Amy and Danielle: Mom Ink

Nov
09
2011

Dragons' Den Season 6, Episode 8 Recap

Knowing When To Change Course

One upside of being a small player in business is flexibility. Before you’ve gone too far down the garden path, and before you’ve invested too much money, you can take advantage of your ability to react to demands in the market. When starting out in business for yourself, it’s hard to know which aspect of your business will ‘take.’ Our friend Debbi Arnold of D.A. Consulting originally thought she’d be designing marketing brochures but it turned out that her clients demanded her services as a consultant, and she is now a successful business coach. We didn’t know what our business was going to be when it “grew up” either – that’s actually why we called ourselves Admiral Road and not ‘fuzzyblankets.com.’ It took a few years before we could define ourselves as an online personalized baby blanket company.

This week Dragons’ Den featured Bill Walsh, a Calgary-based lawyer who invented the Swing Jacket, a training product designed to improve your golf swing. Walsh asked for $750k for a third of his company in order to resuscitate an idea that had gone bust. Once upon a time, via an infomercial, Walsh sold over 100,000 Swing Jackets and earned over $10 million in revenue. While manufacturing his product overseas, Walsh received one batch of inventory that was highly defective. After that and other missteps, he ran out of cash and had to pull the product off the market. He has invested $400,000 in the business, has mortgaged his home and still hasn’t recovered financially. With no money, now he wants to get back into the same game.

Given Walsh’s lack of cash and seeming inability to manage his finances, the Dragons suggested pursuing a different model – one in which Walsh doesn’t run the company but instead collects royalties on the idea.

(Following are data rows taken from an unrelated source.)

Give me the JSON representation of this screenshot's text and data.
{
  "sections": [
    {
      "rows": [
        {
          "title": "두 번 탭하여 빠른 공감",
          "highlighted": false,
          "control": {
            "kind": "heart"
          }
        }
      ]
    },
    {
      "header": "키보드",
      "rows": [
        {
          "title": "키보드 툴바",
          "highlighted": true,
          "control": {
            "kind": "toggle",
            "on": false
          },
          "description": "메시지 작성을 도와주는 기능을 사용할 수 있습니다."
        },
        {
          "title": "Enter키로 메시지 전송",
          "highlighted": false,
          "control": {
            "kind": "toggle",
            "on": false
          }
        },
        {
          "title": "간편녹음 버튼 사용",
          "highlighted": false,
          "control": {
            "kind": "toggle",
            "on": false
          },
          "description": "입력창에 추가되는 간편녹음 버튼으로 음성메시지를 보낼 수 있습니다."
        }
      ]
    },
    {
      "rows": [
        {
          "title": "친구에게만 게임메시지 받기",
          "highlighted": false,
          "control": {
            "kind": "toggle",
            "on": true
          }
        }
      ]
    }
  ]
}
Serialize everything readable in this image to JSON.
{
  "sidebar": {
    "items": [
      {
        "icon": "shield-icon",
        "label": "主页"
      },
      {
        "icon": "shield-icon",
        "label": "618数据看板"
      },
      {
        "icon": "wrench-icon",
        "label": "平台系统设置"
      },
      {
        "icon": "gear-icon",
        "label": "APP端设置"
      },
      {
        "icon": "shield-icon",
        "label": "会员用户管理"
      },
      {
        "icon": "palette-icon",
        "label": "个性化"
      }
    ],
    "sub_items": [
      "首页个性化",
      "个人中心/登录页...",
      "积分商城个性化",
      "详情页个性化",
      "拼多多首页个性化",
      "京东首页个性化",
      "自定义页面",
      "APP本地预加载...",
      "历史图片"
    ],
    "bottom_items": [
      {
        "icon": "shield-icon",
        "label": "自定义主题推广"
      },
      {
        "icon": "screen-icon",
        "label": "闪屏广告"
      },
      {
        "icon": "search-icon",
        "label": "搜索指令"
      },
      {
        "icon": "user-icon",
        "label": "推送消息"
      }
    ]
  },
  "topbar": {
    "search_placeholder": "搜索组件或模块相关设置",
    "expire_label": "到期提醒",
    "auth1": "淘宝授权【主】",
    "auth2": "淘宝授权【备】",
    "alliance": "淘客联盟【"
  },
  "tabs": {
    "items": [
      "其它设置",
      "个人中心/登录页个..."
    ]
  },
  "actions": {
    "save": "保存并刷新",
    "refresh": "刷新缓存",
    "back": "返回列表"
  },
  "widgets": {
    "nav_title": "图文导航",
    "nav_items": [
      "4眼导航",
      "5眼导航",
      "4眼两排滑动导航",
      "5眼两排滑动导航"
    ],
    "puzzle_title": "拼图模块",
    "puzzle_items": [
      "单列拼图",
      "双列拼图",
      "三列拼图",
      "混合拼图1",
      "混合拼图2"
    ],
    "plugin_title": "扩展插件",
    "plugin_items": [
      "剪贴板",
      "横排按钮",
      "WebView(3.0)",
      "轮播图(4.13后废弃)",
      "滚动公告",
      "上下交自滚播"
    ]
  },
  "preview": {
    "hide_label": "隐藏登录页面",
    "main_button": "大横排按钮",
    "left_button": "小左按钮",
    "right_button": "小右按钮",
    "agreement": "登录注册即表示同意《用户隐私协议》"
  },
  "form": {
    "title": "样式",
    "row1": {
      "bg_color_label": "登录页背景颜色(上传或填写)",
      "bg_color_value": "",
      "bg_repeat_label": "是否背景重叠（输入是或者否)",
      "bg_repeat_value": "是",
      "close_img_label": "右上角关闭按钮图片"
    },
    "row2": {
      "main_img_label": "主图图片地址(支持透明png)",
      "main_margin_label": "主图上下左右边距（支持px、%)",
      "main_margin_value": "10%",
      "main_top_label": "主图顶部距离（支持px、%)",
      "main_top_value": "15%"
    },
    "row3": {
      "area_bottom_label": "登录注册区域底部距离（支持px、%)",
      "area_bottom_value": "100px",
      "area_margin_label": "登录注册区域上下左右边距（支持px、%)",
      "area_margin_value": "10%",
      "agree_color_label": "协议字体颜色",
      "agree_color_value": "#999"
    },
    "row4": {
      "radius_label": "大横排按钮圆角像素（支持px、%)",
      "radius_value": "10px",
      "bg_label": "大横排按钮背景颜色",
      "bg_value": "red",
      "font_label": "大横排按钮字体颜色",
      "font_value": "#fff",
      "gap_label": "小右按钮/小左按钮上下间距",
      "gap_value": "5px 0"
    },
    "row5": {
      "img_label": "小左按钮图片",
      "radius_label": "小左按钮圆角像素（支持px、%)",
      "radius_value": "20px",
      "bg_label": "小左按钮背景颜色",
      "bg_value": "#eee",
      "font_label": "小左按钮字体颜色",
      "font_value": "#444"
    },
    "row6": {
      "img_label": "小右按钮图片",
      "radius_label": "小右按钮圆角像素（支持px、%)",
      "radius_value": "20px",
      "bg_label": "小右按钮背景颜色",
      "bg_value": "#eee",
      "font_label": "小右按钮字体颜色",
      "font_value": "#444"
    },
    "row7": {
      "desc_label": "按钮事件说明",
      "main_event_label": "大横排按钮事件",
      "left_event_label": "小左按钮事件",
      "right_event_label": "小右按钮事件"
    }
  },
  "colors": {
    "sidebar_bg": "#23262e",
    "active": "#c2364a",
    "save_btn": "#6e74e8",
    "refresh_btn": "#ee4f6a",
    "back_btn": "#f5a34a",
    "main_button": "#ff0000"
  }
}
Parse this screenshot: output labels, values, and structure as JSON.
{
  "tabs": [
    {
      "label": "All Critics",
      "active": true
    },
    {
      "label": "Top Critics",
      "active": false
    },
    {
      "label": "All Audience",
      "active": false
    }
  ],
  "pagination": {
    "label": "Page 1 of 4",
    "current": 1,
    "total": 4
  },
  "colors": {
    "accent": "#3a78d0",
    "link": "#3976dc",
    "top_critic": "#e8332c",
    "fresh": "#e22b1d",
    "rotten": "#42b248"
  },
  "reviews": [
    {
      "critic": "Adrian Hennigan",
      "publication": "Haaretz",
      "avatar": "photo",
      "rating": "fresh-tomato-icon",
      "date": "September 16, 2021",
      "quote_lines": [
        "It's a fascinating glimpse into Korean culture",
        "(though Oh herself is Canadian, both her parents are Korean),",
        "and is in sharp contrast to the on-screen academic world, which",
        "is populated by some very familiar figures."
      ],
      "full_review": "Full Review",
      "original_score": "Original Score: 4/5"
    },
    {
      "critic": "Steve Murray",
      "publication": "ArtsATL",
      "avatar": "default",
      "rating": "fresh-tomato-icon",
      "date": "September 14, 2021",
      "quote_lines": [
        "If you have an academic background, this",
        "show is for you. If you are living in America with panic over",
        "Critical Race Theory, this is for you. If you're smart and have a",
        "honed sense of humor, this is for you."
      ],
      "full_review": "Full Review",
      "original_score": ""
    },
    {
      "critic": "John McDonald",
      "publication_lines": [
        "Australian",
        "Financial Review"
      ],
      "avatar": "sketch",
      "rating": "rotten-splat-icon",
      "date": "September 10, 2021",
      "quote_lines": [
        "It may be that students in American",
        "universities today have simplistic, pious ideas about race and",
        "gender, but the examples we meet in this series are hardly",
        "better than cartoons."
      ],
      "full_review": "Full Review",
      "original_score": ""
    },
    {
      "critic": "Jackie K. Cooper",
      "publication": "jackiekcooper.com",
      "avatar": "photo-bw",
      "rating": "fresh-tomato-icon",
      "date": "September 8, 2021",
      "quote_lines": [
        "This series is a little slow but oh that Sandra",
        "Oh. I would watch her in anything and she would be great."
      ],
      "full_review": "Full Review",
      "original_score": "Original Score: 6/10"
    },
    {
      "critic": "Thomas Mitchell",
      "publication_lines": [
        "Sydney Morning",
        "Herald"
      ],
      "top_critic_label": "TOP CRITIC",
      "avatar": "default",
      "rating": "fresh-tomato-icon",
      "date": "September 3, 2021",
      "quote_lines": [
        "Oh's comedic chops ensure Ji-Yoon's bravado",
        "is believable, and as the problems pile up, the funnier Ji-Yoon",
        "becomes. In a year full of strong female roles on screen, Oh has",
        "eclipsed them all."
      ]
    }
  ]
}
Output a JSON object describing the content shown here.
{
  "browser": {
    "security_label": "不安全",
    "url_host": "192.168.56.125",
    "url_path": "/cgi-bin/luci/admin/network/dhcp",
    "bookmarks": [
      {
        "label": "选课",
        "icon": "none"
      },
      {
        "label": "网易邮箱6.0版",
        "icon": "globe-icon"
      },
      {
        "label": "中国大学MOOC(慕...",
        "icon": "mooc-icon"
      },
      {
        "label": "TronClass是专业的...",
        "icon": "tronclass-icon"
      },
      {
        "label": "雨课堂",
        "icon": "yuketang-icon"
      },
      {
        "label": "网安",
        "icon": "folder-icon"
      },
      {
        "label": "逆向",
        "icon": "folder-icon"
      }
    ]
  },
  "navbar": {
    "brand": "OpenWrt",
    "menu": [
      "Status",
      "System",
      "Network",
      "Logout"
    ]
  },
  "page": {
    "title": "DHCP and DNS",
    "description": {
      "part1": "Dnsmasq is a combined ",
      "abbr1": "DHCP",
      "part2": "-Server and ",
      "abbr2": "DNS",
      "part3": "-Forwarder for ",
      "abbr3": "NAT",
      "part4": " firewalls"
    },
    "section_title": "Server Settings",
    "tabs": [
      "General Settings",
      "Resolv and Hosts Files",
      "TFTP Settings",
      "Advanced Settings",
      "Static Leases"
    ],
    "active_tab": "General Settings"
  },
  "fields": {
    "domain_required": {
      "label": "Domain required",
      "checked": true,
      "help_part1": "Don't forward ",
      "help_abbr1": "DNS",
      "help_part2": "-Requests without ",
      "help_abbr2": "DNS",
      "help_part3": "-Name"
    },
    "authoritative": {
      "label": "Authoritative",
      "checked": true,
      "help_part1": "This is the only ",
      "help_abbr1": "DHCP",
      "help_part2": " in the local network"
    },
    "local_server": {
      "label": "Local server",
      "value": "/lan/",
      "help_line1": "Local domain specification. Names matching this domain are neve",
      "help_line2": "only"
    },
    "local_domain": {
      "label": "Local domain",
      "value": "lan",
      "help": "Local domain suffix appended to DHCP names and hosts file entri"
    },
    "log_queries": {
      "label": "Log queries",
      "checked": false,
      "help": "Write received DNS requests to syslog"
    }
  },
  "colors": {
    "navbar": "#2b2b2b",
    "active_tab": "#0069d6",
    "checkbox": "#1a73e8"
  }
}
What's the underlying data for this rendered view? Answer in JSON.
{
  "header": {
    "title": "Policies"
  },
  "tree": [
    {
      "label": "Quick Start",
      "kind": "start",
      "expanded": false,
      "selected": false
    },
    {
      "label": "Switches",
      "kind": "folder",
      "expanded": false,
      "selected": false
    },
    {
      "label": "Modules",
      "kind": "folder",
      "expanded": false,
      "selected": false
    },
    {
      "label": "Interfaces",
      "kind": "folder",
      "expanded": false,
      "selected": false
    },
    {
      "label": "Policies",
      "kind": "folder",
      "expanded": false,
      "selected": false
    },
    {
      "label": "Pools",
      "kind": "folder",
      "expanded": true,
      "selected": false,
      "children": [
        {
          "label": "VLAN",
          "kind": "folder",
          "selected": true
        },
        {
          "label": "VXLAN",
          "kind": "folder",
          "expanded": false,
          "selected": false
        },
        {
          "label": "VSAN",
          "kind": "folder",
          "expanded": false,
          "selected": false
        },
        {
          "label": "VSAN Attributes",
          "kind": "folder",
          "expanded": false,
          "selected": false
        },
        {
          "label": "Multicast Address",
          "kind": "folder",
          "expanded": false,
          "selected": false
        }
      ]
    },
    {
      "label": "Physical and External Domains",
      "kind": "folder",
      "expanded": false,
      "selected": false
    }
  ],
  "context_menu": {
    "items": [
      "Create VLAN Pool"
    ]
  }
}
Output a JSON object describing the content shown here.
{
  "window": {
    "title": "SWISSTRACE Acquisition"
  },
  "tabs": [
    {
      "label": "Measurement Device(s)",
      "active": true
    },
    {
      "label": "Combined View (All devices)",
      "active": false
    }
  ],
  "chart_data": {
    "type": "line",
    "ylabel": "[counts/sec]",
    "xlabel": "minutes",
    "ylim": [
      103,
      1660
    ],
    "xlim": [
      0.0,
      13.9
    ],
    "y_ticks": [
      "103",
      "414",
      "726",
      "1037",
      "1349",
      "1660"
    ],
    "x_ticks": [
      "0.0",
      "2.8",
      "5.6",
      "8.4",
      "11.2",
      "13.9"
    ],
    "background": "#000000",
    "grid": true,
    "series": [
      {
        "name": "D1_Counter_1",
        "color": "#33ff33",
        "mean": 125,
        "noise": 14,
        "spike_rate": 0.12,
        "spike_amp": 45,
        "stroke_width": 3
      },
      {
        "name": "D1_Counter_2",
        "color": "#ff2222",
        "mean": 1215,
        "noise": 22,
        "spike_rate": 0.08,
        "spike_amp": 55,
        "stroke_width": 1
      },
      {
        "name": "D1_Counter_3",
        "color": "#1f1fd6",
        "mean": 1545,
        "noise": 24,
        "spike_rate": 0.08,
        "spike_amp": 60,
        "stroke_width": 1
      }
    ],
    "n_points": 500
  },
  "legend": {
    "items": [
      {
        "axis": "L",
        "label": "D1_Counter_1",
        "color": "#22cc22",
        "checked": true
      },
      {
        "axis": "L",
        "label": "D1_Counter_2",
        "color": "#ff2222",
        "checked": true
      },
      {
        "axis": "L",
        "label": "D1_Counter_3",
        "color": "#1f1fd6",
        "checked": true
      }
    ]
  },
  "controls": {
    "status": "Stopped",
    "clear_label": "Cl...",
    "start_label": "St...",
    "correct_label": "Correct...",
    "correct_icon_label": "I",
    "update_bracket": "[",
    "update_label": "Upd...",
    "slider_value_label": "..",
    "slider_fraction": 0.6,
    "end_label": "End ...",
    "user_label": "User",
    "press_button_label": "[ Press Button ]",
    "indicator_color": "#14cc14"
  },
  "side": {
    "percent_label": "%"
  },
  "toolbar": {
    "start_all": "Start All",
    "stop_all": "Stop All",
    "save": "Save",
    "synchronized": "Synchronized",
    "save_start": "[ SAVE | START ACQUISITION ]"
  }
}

Then, he’d have a viable business model. When Walsh refused, Kevin O’Leary accused him of being “bull-headed.”

Walsh has demonstrated that he can generate sales, but he’s also being stubborn. He can’t see that won’t be able to raise the money to re-launch his business as it was before. If, however, he were willing to be flexible about how he saw his role in the company, he just might be able to climb out of the hole he’s in. Kevin O’Leary didn’t have a problem with the product, but he told Walsh that he “was the problem.”

If something in your business isn’t working as it should, you can keep banging your head against the wall. Or, you can be flexible. Changing course a little might be just the answer.